Differences aside, every Protestant Christian denomination was pulling from the same book – the Bible, and delivering basically the same message to my untrained, un-ordained young ears. God, Jesus, Holy Spirit, Commandments, Beatitudes, Heaven, Hell, etc. One of the topics that stood out to me was that of “being called” to some sort of duty, mission, or occupation or lifestyle, in which you would live out God’s purpose for your life. It was like the life application of your faith. Christianity Applied. The Real World: Christianity. This sounded great to me (still does honestly). How simple and convenient. It was ideal. I just need to ask God what to do and he’ll tell me what to do for the rest of my life. I’ll be golden. Unfortunately, it wasn’t quite that simple, at least not for me. I couldn’t find my calling and it wasn’t because I hated talking on the phone (still do). I prayed and prayed and prayed and didn’t get the call. I took quizzes and answered questionnaires, like personality tests to determine how you could best contribute to the church, faith and Kingdom of Heaven, but I still didn’t end up with a clear calling. Maybe I didn’t have what it takes. Maybe I was just a little too critical to justify it as discerning, maybe I was a little too negative to label it as cautious. I was told to be patient and continue praying, that my gifts would be revealed in time, on God’s time, not my time.
The idea of ‘gifts’ (not like the ones you’re thinking don’t get excited) was closely tied to that of being ‘called’. Your gifts would be bestowed upon you by God and utilized in your calling, or vocation. It all sounded like getting recruited to the army, God’s Army, except with different weaponry and hopefully better uniforms.
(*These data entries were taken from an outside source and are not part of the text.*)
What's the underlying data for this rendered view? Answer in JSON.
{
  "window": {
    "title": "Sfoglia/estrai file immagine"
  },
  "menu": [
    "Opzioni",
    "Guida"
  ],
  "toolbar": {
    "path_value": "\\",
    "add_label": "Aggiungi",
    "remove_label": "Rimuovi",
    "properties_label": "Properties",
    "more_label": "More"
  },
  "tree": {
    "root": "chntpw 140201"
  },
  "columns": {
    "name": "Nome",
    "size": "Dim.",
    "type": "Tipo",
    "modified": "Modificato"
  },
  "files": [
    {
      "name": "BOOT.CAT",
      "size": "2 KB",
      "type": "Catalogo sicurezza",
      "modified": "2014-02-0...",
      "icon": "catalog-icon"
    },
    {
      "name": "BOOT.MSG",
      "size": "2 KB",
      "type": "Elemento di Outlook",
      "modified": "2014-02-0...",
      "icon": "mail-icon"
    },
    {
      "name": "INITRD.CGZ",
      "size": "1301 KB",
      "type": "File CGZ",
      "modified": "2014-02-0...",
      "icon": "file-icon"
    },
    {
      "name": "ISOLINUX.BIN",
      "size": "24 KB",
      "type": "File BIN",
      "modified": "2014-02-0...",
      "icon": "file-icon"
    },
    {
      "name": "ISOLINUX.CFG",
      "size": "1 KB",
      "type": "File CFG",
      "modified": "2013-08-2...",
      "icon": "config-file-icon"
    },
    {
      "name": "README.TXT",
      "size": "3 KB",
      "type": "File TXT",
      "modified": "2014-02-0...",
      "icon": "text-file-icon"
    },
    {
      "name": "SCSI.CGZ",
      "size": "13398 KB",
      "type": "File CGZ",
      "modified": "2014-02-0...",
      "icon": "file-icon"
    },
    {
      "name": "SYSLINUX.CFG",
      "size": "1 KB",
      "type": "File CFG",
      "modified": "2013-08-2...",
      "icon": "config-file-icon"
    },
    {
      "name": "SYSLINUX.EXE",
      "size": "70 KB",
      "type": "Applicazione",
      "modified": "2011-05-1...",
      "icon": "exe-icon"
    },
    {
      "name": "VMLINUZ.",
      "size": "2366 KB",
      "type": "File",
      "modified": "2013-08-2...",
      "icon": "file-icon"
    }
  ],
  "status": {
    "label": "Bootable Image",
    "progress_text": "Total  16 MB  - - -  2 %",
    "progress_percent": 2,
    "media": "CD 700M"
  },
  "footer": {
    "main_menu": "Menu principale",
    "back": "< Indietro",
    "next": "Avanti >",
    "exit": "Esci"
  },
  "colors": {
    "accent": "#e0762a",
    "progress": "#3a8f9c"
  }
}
Your gifts would be revealed and assessed and then you’d be assigned a calling that aligned with those gifts. I really wanted a calling (still do). I really wanted God to tell me that he designed me for something specifically and equipped me with these perfectly catered tools (gifts) for the task. I really wanted my life to be laid out that simply for me, but I got tired of waiting. Maybe Christianity is just a giant test of patience and I failed. Eventually I concluded God lost his watch or they didn’t have clocks in heaven, because my time did not arrive. I never got the call so I stopped waiting by the phone.
The problem with growing up being told you would have a calling is you don’t instantly grow out of wanting one, at least I didn’t. If you never find a calling in the church maybe you can still find a perfect fit outside of it. But if you can’t find a fit outside of the church either, then what? What do I do with this desire for a calling that I was promised? I still want a calling, not necessarily from God himself anymore, hell, I’ll settle for a text for a guy named Jesus. I just want direction from anyone or anything or anywhere. I want to know what I’m supposed to be doing with my life, even though I don’t believe in fate or destinies. I want to know that I’m designed for a certain activity, purpose or occupation even though I don’t believe our personalities are pre-determined. I want to find that jigsaw puzzle in the world that is missing a me-shaped piece even though I know there are thousands of back-up puzzle pieces available. I still want the call, and I haven’t changed my number since high school so I don’t understand why I still haven’t received it.